Before saving, let’s give our new SSH_sq variable a better name and descriptive attributes.

[14]:
SSH_sq.name = 'SSH^2'
SSH_sq.attrs['long_name'] = 'Square of Surface Height Anomaly'
SSH_sq.attrs['units'] = 'm^2'

# Let's see the result
SSH_sq
[14]:
<xarray.DataArray 'SSH^2' (time: 12, tile: 13, j: 90, i: 90)>
dask.array<mul, shape=(12, 13, 90, 90), dtype=float32, chunksize=(12, 13, 90, 90), chunktype=numpy.ndarray>
Coordinates:
  * tile     (tile) int64 0 1 2 3 4 5 6 7 8 9 10 11 12
  * j        (j) int32 0 1 2 3 4 5 6 7 8 9 10 ... 80 81 82 83 84 85 86 87 88 89
  * i        (i) int32 0 1 2 3 4 5 6 7 8 9 10 ... 80 81 82 83 84 85 86 87 88 89
    XC       (tile, j, i) float32 -111.60647 -111.303 ... -105.58465 -111.86579
    YC       (tile, j, i) float32 -88.24259 -88.382515 ... -88.07871 -88.10267
    rA       (tile, j, i) float32 362256450.0 363300960.0 ... 361119100.0
    iter     (time) int32 158532 159204 159948 160668 ... 165084 165804 166548
  * time     (time) datetime64[ns] 2010-01-16T12:00:00 ... 2010-12-16T12:00:00
    CS       (tile, j, i) float32 0.06157813 0.06675376 ... -0.9983638
    SN       (tile, j, i) float32 -0.99810225 -0.9977695 ... -0.057182025
    Depth    (tile, j, i) float32 0.0 0.0 0.0 0.0 0.0 ... 0.0 0.0 0.0 0.0 0.0
Attributes:
    long_name:  Square of Surface Height Anomaly
    units:      m^2

much better!
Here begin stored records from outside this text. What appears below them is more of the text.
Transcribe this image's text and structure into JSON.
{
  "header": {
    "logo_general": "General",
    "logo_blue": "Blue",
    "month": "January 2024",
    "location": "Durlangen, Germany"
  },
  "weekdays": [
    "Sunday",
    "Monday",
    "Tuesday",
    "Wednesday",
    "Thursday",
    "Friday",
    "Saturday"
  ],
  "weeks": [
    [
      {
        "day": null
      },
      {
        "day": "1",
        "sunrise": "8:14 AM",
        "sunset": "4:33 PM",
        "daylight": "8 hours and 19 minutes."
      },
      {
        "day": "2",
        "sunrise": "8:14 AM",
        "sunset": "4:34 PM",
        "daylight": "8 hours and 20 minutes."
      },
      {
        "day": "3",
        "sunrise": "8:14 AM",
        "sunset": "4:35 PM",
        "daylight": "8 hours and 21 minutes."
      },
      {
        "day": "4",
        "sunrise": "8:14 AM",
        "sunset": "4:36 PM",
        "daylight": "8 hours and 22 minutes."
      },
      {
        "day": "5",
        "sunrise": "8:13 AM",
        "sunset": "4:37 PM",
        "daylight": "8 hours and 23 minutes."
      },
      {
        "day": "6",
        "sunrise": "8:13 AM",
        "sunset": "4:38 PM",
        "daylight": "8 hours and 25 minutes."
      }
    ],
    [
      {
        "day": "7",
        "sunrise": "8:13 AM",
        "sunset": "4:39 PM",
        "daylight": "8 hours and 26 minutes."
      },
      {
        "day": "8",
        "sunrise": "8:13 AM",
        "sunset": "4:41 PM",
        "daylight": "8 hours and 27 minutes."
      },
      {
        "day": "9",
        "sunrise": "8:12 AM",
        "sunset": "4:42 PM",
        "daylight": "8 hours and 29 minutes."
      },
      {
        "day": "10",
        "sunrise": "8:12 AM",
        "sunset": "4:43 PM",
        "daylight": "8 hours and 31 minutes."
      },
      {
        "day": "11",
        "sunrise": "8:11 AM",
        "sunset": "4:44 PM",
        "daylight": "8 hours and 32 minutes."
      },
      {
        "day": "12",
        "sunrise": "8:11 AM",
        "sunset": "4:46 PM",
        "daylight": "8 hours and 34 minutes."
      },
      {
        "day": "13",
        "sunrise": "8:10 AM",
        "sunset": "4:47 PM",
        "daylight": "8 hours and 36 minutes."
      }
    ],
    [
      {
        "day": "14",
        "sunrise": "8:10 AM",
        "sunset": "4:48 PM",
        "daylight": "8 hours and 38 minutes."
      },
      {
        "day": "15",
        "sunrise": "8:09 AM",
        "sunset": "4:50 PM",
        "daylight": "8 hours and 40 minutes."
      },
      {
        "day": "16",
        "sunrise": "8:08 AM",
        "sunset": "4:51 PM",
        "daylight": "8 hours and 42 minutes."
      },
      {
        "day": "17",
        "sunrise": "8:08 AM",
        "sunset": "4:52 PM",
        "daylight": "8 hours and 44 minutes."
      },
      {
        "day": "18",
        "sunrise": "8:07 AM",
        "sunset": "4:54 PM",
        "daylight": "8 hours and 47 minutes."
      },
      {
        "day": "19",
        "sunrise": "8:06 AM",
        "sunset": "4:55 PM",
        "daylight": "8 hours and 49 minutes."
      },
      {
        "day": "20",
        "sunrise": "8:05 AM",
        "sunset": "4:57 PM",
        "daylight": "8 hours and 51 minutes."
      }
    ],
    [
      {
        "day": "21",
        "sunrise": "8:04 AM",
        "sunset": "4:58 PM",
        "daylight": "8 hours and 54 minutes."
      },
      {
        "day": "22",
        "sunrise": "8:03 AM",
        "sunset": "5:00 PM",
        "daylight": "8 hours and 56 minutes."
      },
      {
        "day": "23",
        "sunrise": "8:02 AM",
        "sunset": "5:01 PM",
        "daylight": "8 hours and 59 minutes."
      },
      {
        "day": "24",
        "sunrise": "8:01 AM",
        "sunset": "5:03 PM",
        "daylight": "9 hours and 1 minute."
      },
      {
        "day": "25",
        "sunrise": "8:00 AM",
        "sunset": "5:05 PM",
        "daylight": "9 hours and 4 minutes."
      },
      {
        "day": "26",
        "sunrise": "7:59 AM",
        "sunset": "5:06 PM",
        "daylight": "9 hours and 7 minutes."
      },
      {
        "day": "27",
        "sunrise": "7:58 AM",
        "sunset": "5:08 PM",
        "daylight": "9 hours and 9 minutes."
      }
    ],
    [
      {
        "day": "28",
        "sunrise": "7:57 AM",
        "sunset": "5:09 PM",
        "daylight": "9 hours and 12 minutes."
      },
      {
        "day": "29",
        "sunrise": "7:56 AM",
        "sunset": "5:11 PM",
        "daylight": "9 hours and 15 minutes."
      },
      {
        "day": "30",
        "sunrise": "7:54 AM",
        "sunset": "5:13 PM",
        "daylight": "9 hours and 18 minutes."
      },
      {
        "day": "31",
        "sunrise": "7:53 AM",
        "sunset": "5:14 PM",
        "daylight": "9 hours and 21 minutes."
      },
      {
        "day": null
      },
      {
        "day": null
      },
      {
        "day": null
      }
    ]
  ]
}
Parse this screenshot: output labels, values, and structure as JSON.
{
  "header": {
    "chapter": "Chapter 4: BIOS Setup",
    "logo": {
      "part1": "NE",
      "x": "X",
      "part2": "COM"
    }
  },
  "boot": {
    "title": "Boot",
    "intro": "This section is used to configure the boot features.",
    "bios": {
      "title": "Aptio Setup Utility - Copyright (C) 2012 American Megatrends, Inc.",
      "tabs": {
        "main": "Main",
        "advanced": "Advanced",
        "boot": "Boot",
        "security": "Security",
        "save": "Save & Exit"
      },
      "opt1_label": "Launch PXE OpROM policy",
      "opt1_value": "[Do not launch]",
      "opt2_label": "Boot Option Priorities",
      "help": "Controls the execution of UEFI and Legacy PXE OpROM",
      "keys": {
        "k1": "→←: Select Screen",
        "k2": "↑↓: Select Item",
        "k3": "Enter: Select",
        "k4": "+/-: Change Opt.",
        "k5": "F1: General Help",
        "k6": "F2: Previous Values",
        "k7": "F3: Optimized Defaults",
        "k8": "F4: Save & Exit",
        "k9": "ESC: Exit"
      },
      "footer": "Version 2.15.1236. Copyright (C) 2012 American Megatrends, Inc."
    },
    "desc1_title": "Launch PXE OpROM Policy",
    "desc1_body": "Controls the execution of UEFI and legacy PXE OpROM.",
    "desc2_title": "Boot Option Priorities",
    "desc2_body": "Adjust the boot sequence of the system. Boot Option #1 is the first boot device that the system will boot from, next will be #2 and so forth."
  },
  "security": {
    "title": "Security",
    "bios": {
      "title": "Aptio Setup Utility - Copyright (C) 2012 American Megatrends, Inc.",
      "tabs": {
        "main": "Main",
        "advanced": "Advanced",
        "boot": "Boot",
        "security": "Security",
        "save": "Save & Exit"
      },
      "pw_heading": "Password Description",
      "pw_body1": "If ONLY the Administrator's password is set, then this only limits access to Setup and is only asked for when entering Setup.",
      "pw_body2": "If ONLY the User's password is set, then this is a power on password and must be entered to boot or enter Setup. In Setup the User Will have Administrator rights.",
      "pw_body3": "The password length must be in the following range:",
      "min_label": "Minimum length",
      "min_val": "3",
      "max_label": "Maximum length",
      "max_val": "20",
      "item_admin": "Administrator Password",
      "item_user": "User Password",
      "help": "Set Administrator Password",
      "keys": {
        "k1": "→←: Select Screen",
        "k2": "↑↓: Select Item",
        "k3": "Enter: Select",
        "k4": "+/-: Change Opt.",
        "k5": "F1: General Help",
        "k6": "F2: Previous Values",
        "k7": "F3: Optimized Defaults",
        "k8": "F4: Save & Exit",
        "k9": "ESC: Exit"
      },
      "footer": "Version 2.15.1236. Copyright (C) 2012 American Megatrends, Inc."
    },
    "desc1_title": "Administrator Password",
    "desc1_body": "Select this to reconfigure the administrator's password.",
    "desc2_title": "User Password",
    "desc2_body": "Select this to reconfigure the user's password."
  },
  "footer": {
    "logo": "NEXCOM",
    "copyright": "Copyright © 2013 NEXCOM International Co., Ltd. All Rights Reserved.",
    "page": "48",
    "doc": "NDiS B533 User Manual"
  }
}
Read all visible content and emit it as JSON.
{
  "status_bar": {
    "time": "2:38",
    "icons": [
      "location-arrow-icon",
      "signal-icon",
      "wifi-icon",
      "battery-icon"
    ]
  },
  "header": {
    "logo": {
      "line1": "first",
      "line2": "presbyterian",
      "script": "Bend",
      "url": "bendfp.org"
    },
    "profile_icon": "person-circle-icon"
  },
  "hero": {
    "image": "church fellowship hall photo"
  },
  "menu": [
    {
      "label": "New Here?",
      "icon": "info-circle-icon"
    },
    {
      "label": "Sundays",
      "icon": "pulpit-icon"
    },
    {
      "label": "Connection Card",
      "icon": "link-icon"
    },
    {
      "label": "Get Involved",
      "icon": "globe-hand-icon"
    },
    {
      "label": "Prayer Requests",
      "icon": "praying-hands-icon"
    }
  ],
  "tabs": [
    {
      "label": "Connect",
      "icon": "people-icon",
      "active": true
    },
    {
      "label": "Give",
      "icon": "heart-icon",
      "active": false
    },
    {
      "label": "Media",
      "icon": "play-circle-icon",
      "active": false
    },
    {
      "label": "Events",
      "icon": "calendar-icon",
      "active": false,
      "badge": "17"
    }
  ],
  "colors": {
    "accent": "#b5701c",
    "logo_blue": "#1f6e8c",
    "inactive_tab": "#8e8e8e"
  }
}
Now we’ll save.

[15]:
new_filename_3 = './ssh_sq_DataArray.nc'
print ('saving to ', new_filename_3)

SSH_sq.to_netcdf(path=new_filename_3)
print ('finished saving')
saving to  ./ssh_sq_DataArray.nc
finished saving

Calculations in the form of numpy ndarrays

If calculations are made at the ndarray level then the results will also be ndarrays.

[16]:
SSH_dummy_ndarray = custom_dataset.SSH.values *  custom_dataset.SSH.values

type(SSH_dummy_ndarray)
[16]:
numpy.ndarray

You’ll need to use different methods to save these results to NetCDF files, one of which is described here: http://pyhogs.github.io/intro_netcdf4.html

Summary

Saving Datasets and DataArrays to disk as NetCDF files is fun and easy with xarray!